A Central de Serviços é, de fato,
um aspecto operacional importante do processo do Gerenciamento de Incidentes. A
Central de Serviços registra e controla os incidentes.
Os incidentes podem ser relacionados
aos Itens de Configuração. Se este vínculo for suportado por um software,
teremos condições de futuramente fazer todo o rastreamento de problemas
ocasionados com determinado equipamento na infra-estrutura.
Isto também permitirá à equipe da
Central de Serviços resolver rapidamente os incidentes buscando soluções
relacionadas ao Item de Configuração ou ao problema relacionado.
Em alguns casos a Central de Serviços realiza mudanças
pequenas e tem um vínculo com o Gerenciamento de Mudanças e com o Gerenciamento
de Liberações. A Central de Serviços poderá executar atividades como instalar softwares
e hardwares e também efetuar mudanças-padrão, como por exemplo realocar
fisicamente estações de trabalho (PCs),
configurar conexões de LAN, etc. É importante que estas atividades sejam
coordenadas pelo processo de Gerenciamento de Mudanças e Liberações.
O vínculo entre a Central de Serviços e o Gerenciamento do
Nível de Serviço pode ser ilustrado como o resultado da Central de Serviços
monitorando os níveis de suporte e reportando se o serviço de TI foi restaurado
dentro dos limites definidos nos Acordos de Nível de Serviços (ANSs). A Central
de Serviços reportará ao Gerenciamento do Nível de Serviços se os serviços não
estiverem restaurados dentro do prazo e se procedimentos de escalonamento não
estiverem corretamente definidos para alcançar os prazos determinados.

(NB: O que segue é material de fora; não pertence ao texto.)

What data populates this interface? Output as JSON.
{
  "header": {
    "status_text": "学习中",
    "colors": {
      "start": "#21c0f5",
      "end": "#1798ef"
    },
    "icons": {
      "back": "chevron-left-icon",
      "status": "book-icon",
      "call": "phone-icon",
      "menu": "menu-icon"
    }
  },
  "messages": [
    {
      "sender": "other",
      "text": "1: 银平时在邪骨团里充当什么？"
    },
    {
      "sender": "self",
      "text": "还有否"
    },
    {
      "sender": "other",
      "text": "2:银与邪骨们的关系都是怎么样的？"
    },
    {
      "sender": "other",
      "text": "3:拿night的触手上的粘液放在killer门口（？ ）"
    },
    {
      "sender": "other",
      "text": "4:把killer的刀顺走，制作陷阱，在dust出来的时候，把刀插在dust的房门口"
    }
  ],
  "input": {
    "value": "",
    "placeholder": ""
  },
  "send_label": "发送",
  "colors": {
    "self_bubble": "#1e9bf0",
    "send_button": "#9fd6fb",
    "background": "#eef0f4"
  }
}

A implementação de uma Central de
Serviços poderá trazer vários benefícios para a TI e para o negócio:
- Aumento de
acessibilidade: ponto único de contato e suporte sempre disponíveis
- Produtividade:
a equipe de 2º nível não é interrompida por chamadas de usuários
- Redução de impacto:
rapidez na restauração dos serviços
- Disponibilidade do atendimento
- Percepção de qualidade e satisfação dos clientes
- Melhor trabalho em equipe
- Melhor comunicação:
a equipe da Central de Serviços terá habilidades para o relacionamento com
o usuário, e será focada em dar o feedback de suas solicitações
- Indicadores
para gestão e suporte à decisão
Não existe dúvida que a adoção da
Central de Serviços terá barreiras de sucesso. Algumas barreiras típicas que
poderão ocorrer:
1.
Usuários não ligarem para Central de Serviços,
mas tentarem buscar uma solução diretamente com uma pessoa que conhecem ou que ajudou
da última vez.
2.
A equipe técnica não estar preparada para
atender às necessidades do negócio ou dos usuários.
3.
Nem todas as partes estão informadas sobre os
serviços fornecidos e os níveis de serviços acordados, resultando em frustração
por parte dos usuários.
É importante usar indicadores de
controle para avaliar o desempenho da Central de Serviços. Dentro da ITIL os chamamos
de IPDs (Indicadores Principais de Desempenho, ou
em inglês KPIs
-
Key Performance Indicators).
Alguns IPDs propostos para esta
função:
·
Quantidade de chamadas atendidas
·
Quantidade
de incidentes resolvidos no 1º nível de suporte
·
Quantidade
de incidentes atendidos dentro do prazo
·
Quantidade
de incidentes resolvidos no primeiro contato por telefone
·
Status
de incidentes e problemas x Níveis acordados nos ANSs
·
Disponibilidades
dos serviços, brechas
·
Índice
de satisfação (através de formulários de pesquisa)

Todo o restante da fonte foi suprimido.